"Apakah keterangan BAP yang Anda katakan di pemeriksaan pada saat di Divisi Propam itu sama dengan BAP yang Anda katakan sekarang?" tanya JPU.
"Siap beda," jelas Romer.
Jaksa menanyakan soal apa perbedaan yang ada dalam BAP tersebut. "Bedanya kami dengar suara tembakan," terang Romer.
Jaksa juga mempertanyakan soal apa saja yang turut diskenariokan dalam dugaan pembunuhan terhadap Brigadir J.
"Kami di BAP yang sebelumnya tidak dengar suara tembakan, setelah itu bapak (Ferdy Sambo) datang, jemput ibu terus sudah," ungkap Romer.
Sebelumnya ART Ferdy Sambo bernama Susi turut menjadi saksi dalam persidangan. Ketika Hakim mencecar dirinya, banyak keterangan yang disampaikan berubah-ubah.
Termasuk kuasa hukum dari Bharada E , Ronny Talapessy turut berbicara kepada Susi ketika Hakim memberikan waktu bertanya kepada saksi dalam sidang. Ronny mengatakan agar susi untuk menjawab dengan jawab ‘iya atau tidak.’
"Saudara saksi tahu tidak, kesaksian saudara ini bisa beratkan Richard?" kata Ronny kepada Susi dalam ruang sidang Pnegadilan Negeri (PN) Jakarta Seleatan, Senin (31/10/2022).
Susi pun menjawab tidak tahu. Lalu Ronny memohon kepada hakim agar Susi dijerat dengan pasal keterangan palsu.
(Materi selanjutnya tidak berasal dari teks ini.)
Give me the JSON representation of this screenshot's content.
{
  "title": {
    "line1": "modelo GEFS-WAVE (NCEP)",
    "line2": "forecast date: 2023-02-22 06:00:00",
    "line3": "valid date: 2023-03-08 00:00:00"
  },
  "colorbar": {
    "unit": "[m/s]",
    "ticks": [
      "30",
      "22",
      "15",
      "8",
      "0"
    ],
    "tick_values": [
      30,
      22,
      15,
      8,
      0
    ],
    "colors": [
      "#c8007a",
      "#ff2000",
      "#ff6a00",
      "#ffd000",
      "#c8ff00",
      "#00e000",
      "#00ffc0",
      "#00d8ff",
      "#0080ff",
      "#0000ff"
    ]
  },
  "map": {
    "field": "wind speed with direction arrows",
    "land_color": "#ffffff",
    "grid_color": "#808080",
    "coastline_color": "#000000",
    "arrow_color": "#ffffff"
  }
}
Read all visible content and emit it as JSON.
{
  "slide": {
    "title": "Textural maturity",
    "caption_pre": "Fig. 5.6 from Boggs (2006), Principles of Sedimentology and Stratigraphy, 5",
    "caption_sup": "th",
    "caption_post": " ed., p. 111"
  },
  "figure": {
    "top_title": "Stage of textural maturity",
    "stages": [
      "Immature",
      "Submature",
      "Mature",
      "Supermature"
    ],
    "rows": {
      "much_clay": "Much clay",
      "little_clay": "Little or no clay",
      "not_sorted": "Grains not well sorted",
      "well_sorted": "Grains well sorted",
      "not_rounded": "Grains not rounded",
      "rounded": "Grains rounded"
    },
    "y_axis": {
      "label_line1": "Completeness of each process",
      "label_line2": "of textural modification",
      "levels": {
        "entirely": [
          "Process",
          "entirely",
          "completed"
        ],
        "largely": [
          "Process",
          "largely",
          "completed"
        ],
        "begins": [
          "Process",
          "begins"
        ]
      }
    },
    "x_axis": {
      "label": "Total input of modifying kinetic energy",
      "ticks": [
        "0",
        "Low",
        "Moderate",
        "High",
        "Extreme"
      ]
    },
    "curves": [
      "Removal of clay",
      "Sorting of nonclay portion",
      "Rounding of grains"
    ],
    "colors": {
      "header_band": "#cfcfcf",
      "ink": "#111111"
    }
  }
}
Baca Juga: Adzan Romer, Eks Ajudan Ferdy Sambo Ngaku Isi Draf BAP Sudah Diskenariokan
"Izin majelis ini terkait aturan main persidangan, sesuai Pasal 3 KUHAP dan kami memohon supaya saksi dikenakan Pasal 174, tentang Kesaksian Palsu dengan ancaman 242 KUHP dengan 7 tahun," ucap Ronny.
Kemudian Ketua Majelis Hakim, Wahyu Iman Santoso menjawab dengan mempertimbangkan permohonan dari Ronny.